PBMC subpopulation | Percentage of PBMC | Pairwise multiple comparison | |||||
---|---|---|---|---|---|---|---|
1. Controls | 2. non-sJIA | 3. sJIA | ANOVA | 1. vs. 2. | 1. vs. 3. | 2. vs. 3. | |
CD3-CD56+ | 6.1 ± 3.9 | 7.4 ± 4.0 | 4.7 ± 1.7 | 0.02 | NS | NS | < 0.05 |
CD56+ dim | 5.5 ± 3.5 | 6.7 ± 3.9 | 3.7 ± 1.4 | 0.009 | NS | NS | < 0.05 |
CD15+CD16- | 0.05 ± 0.03 | 0.06 ± 0.05 | 0.18 ± 0.19 | < 0.001 | NS | < 0.05 | < 0.05 |
CD8+CD25+ | 0.46 ± 0.26 | 0.78 ± 0.60 | 0.70 ± 0.40 | 0.005 | < 0.05 | NS | NS |
CD19+ | 16.8 ± 6.6 | 13.2 ± 5.8 | 11.7 ± 6.6 | 0.002 | < 0.05 | < 0.05 | NS |
CD34+ | 0.08 ± 0.04 | 0.08 ± 0.05 | 0.16 ± 0.11 | < 0.001 | NS | < 0.05 | < 0.05 |
CD34+CD33- | 0.05 ± 0.03 | 0.06 ± 0.04 | 0.11 ± 0.09 | < 0.001 | NS | < 0.05 | < 0.05 |
CD34+CD33+ | 0.03 ± 0.02 | 0.02 ± 0.02 | 0.05 ± 0.03 | < 0.001 | < 0.05 | NS | < 0.05 |
NK bright/dim ratio | 0.14 ± 0.09 | 0.13 ± 0.12 | 0.28 ± 0.16 | < 0.001 | NS | < 0.05 | < 0.05 |
CD4:CD8 ratio | 2.20 ± 0.7 | 2.14 ± 0.7 | 2.81 ± 0.9 | 0.006 | NS | < 0.05 | < 0.05 |
Differences were analyzed with one-way ANOVA followed by Tukey's pairwise multiple comparison, assuming a significance level of P < 0.05. PBMCs, peripheral blood mononuclear cells; JIA, juvenile idiopathic arthritis; sJIA, systemic JIA; non-sJIA, JIA other than sJIA.
Correlation of an erythropoiesis signature and innate immune response signature with immature precursor cells
The previously mentioned and reported erythropoiesis signature consists of 67 probe sets, many representing fetal and embryonic hemoglobins (hemoglobins δ, μ, γ, and θ), erythrocyte structural proteins (erythrocyte membrane protein band 4.2), surface proteins (glycophorins A, C), transporter proteins (solute carrier family 22, member 4; solute carrier family 25, member 37), enzymes (2,3-bisphosphoglycerate mutase, carbonic anhydrase I, δ-aminolevulinate synthase 2), and transcription factors (Kruppel-like factor 1) (see Additional file 1) [14]. Because this signature could potentially be produced by immature PBMC subpopulations, such as erythrocyte precursors, we wanted to determine whether this signature is associated with an expansion of immature PBMC subpopulations.
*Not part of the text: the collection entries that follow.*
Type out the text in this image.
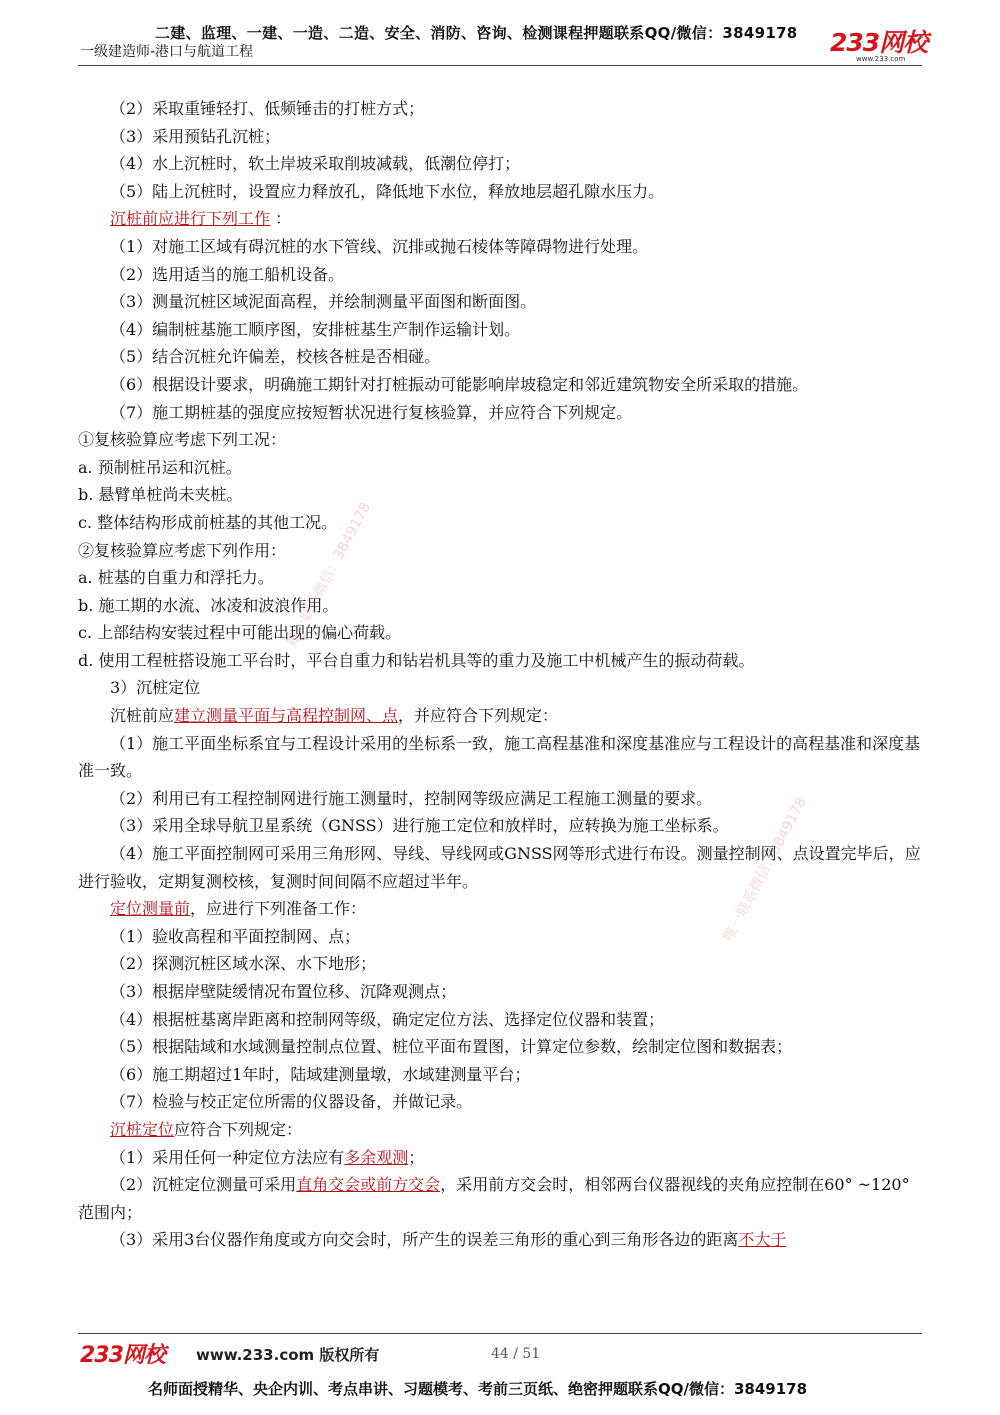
二建、监理、一建、一造、二造、安全、消防、咨询、检测课程押题联系QQ/微信：3849178
一级建造师-港口与航道工程	233网校
www.233.com
（2）采取重锤轻打、低频锤击的打桩方式；
（3）采用预钻孔沉桩；
（4）水上沉桩时，软土岸坡采取削坡减载，低潮位停打；
（5）陆上沉桩时，设置应力释放孔，降低地下水位，释放地层超孔隙水压力。
沉桩前应进行下列工作 ：
（1）对施工区域有碍沉桩的水下管线、沉排或抛石棱体等障碍物进行处理。
（2）选用适当的施工船机设备。
（3）测量沉桩区域泥面高程，并绘制测量平面图和断面图。
（4）编制桩基施工顺序图，安排桩基生产制作运输计划。
（5）结合沉桩允许偏差，校核各桩是否相碰。
（6）根据设计要求，明确施工期针对打桩振动可能影响岸坡稳定和邻近建筑物安全所采取的措施。
（7）施工期桩基的强度应按短暂状况进行复核验算，并应符合下列规定。
①复核验算应考虑下列工况：
a. 预制桩吊运和沉桩。
b. 悬臂单桩尚未夹桩。
c. 整体结构形成前桩基的其他工况。
②复核验算应考虑下列作用：
a. 桩基的自重力和浮托力。
b. 施工期的水流、冰凌和波浪作用。
c. 上部结构安装过程中可能出现的偏心荷载。
d. 使用工程桩搭设施工平台时，平台自重力和钻岩机具等的重力及施工中机械产生的振动荷载。
3）沉桩定位
沉桩前应建立测量平面与高程控制网、点，并应符合下列规定：
（1）施工平面坐标系宜与工程设计采用的坐标系一致，施工高程基准和深度基准应与工程设计的高程基准和深度基准一致。
（2）利用已有工程控制网进行施工测量时，控制网等级应满足工程施工测量的要求。
（3）采用全球导航卫星系统（GNSS）进行施工定位和放样时，应转换为施工坐标系。
（4）施工平面控制网可采用三角形网、导线、导线网或GNSS网等形式进行布设。测量控制网、点设置完毕后，应进行验收，定期复测校核，复测时间间隔不应超过半年。
定位测量前，应进行下列准备工作：
（1）验收高程和平面控制网、点；
（2）探测沉桩区域水深、水下地形；
（3）根据岸壁陡缓情况布置位移、沉降观测点；
（4）根据桩基离岸距离和控制网等级，确定定位方法、选择定位仪器和装置；
（5）根据陆域和水域测量控制点位置、桩位平面布置图，计算定位参数，绘制定位图和数据表；
（6）施工期超过1年时，陆域建测量墩，水域建测量平台；
（7）检验与校正定位所需的仪器设备，并做记录。
沉桩定位应符合下列规定：
（1）采用任何一种定位方法应有多余观测；
（2）沉桩定位测量可采用直角交会或前方交会，采用前方交会时，相邻两台仪器视线的夹角应控制在60° ~120° 范围内；
（3）采用3台仪器作角度或方向交会时，所产生的误差三角形的重心到三角形各边的距离不大于
唯一联系微信：3849178
唯一联系微信：3849178
233网校 www.233.com 版权所有	44 / 51
名师面授精华、央企内训、考点串讲、习题模考、考前三页纸、绝密押题联系QQ/微信：3849178
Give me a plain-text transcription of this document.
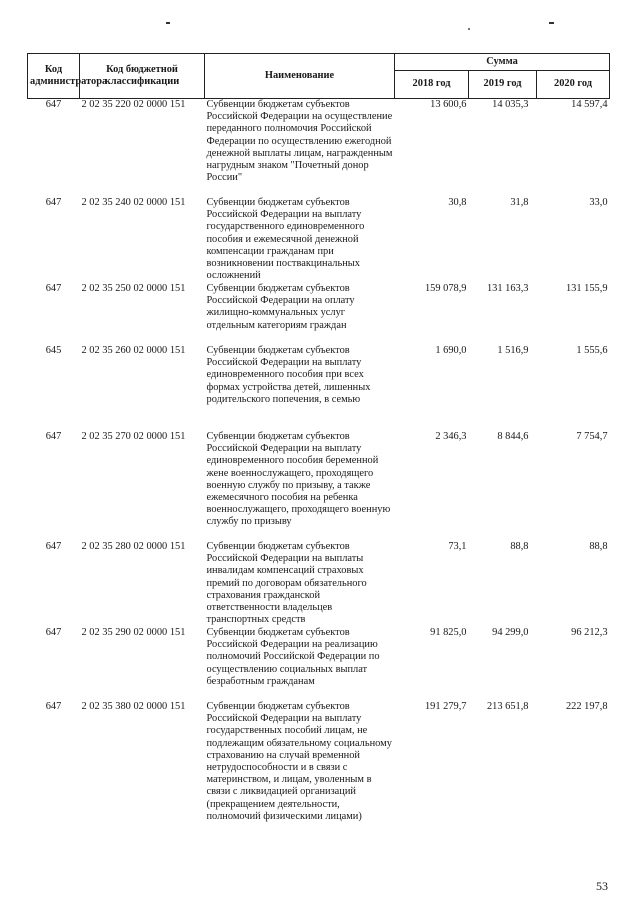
Код администратора	Код бюджетной классификации	Наименование	Сумма		
			2018 год	2019 год	2020 год
647	2 02 35 220 02 0000 151	Субвенции бюджетам субъектов Российской Федерации на осуществление переданного полномочия Российской Федерации по осуществлению ежегодной денежной выплаты лицам, награжденным нагрудным знаком "Почетный донор России"	13 600,6	14 035,3	14 597,4
647	2 02 35 240 02 0000 151	Субвенции бюджетам субъектов Российской Федерации на выплату государственного единовременного пособия и ежемесячной денежной компенсации гражданам при возникновении поствакцинальных осложнений	30,8	31,8	33,0
647	2 02 35 250 02 0000 151	Субвенции бюджетам субъектов Российской Федерации на оплату жилищно-коммунальных услуг отдельным категориям граждан	159 078,9	131 163,3	131 155,9
645	2 02 35 260 02 0000 151	Субвенции бюджетам субъектов Российской Федерации на выплату единовременного пособия при всех формах устройства детей, лишенных родительского попечения, в семью	1 690,0	1 516,9	1 555,6
647	2 02 35 270 02 0000 151	Субвенции бюджетам субъектов Российской Федерации на выплату единовременного пособия беременной жене военнослужащего, проходящего военную службу по призыву, а также ежемесячного пособия на ребенка военнослужащего, проходящего военную службу по призыву	2 346,3	8 844,6	7 754,7
647	2 02 35 280 02 0000 151	Субвенции бюджетам субъектов Российской Федерации на выплаты инвалидам компенсаций страховых премий по договорам обязательного страхования гражданской ответственности владельцев транспортных средств	73,1	88,8	88,8
647	2 02 35 290 02 0000 151	Субвенции бюджетам субъектов Российской Федерации на реализацию полномочий Российской Федерации по осуществлению социальных выплат безработным гражданам	91 825,0	94 299,0	96 212,3
647	2 02 35 380 02 0000 151	Субвенции бюджетам субъектов Российской Федерации на выплату государственных пособий лицам, не подлежащим обязательному социальному страхованию на случай временной нетрудоспособности и в связи с материнством, и лицам, уволенным в связи с ликвидацией организаций (прекращением деятельности, полномочий физическими лицами)	191 279,7	213 651,8	222 197,8
53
We defined the erythropoiesis index as the geometric mean of the normalized expression values of the 67 probe sets contained in the erythropoiesis signature, signifying the strength of the erythropoiesis signature in individual samples or patients. The erythropoiesis index correlated significantly with the percentage of immature cell populations of PBMCs (Table 3): CD34+, CD34+CD33-, and CD15+CD16-; no significant correlation appeared for other PBMC subpopulations (data not shown). A similarly large correlation was observed for a previously described "innate immune response cluster" [14] with the following cell populations: CD34+ (r = 0.64), CD34+CD33- (r = 0.60) and CD15+CD16- (r = 0.47), CD34+CD33+ (r = 0.46), indicating that these cells are also highly associated with this gene-expression signature.
Table 3.
PBMC subpopulation/ratio | r (Pearson) | Correlation P value |
---|---|---|
CD34+ | 0.48 | < 0.001 |
CD34+CD33- | 0.45 | < 0.001 |
CD15+CD16- | 0.45 | < 0.001 |
CD34+CD33+ | 0.36 | < 0.001 |
NK bright/dim ratio | 0.38 | < 0.001 |
CD15+CD16+ | 0.38 | 0.04 |
|r| > 0.5 represents a large degree of correlation, 0.3 < |r| < 0.5 represents a moderate degree of correlation and 0.1 < |r| < 0.3 represents a small degree of correlation; |r| < 0.1 represents a lack of correlation (upper panel). Only PBMC subpopulations are shown for which P was < 0.05. A low P value indicates that the observed correlation coefficient is due to a statistically significant relation between the two variables.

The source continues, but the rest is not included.